Namibia only has a population of about 3.5 million, but some 80% of them live north of the veterinary line. Small wonder, then, that there were thatched huts everywhere, their walls a lattice of tree branches filled with globs of mud, with neatly swept yards and allotments demarcated by thicker tree branches planted in the dirt.
In one yard an unexpected orange Range Rover, old and slightly the worse for wear; in another, bright shirts and dresses drying on the fence posts. Here a clinic, there a Baptist church. Donkey carts, two oxen pulling a cart laden with sacks, mealie cobs drying on roofs, neat groups of goats or cattle, skeletal winter trees with dried pods as bountiful as blossoms.
There was stuff for the local community too, like long cone-shaped baskets the locals use to catch fish in shallow waters. Or cash-and-carry depots of thatching grass so they don’t have to find, cut and bundle it themselves. And there were flags of red, blue, green and white fluttering in the light breeze. As elsewhere in Africa, I assume these are advertisements that the hut’s owner has something to sell, from meat to milk or maize.
We saw schools with neat dust playgrounds, here and there a China Shop, now ubiquitous in Africa, and lots of cuca shops – those tiny square brick-and-mortar buildings so well represented in Angola and here in northern Namibia. Cuca is a Southern African term for a shebeen, or unlicensed place selling booze. The name grew out of the Portuguese Cuca beer that used to be sold in Angola when it was still a Portuguese colony.
They flashed by as we drove: Ndina Shebeen, Come Together No. 1, the Moscow Shebeen night club and ‘Free Town’, a blue building with a faded sign, where five guys were lazing at a table under a tree enjoying a beer.

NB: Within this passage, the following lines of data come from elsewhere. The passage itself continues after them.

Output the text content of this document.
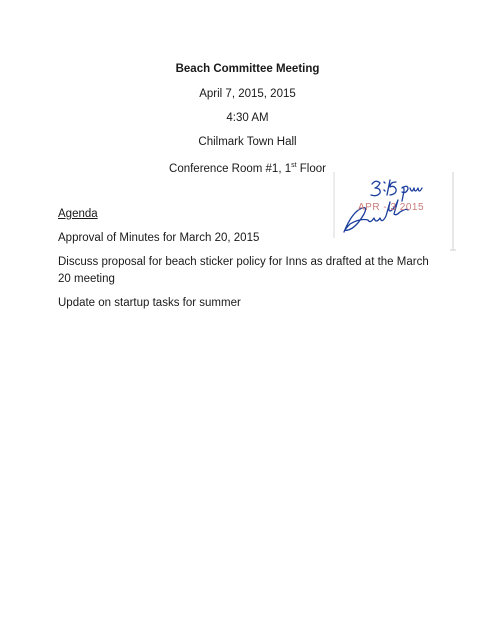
Beach Committee Meeting
April 7, 2015, 2015
4:30 AM
Chilmark Town Hall
Conference Room #1, 1st Floor
Agenda
Approval of Minutes for March 20, 2015
Discuss proposal for beach sticker policy for Inns as drafted at the March 20 meeting
Update on startup tasks for summer
APR - 3 2015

Dotted here and were red plastic loos, looking out of place against the monochrome background of huts and yards, more like London telephone booths. Amazingly, given the density of settlements which run into one another, and the mass of people, we saw almost no litter. It’s a hint of the poverty in the area, where nothing is thrown away because it may still have a use.
Indeed, there are plenty signs of the hardship of life here: about 40 plastic buckets of different colours and sizes gathered around a lone communal tap while women patiently wait their turn; small girls of six or eight with loads on their heads, doing the work of adults instead of playing as more privileged children can.

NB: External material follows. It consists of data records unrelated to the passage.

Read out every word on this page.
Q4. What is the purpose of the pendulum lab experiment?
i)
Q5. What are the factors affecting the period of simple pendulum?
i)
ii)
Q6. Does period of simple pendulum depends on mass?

But there were also signs of carefree youth, like the little boy playing with his tatty plastic kite or a small clutch of kids dancing to the sound of a metal drum beaten with a wooden stick by a potbellied toddler.
A Ministry of Health bakkie stacked with cardboard boxes marked ‘Smile Condoms’ pulled out from the fuel pump, and an attendant filled our tank while holding his cell phone to his right ear with his left hand.
At another fuel station in the much smaller settlement of Divundu, the attendant hauled out a huge wad of R100 and N$100 notes to give us change. ‘Aren't you scared someone will attack you and steal the money?’ we joked.
He looked at us as if we were completely mad. ‘No,’ he said, perfectly serious, ‘because it's not their money.’
As if that was enough.
South Africa is so many miles away in both distance and philosophy. We could learn a few lessons here in rural Zambezi.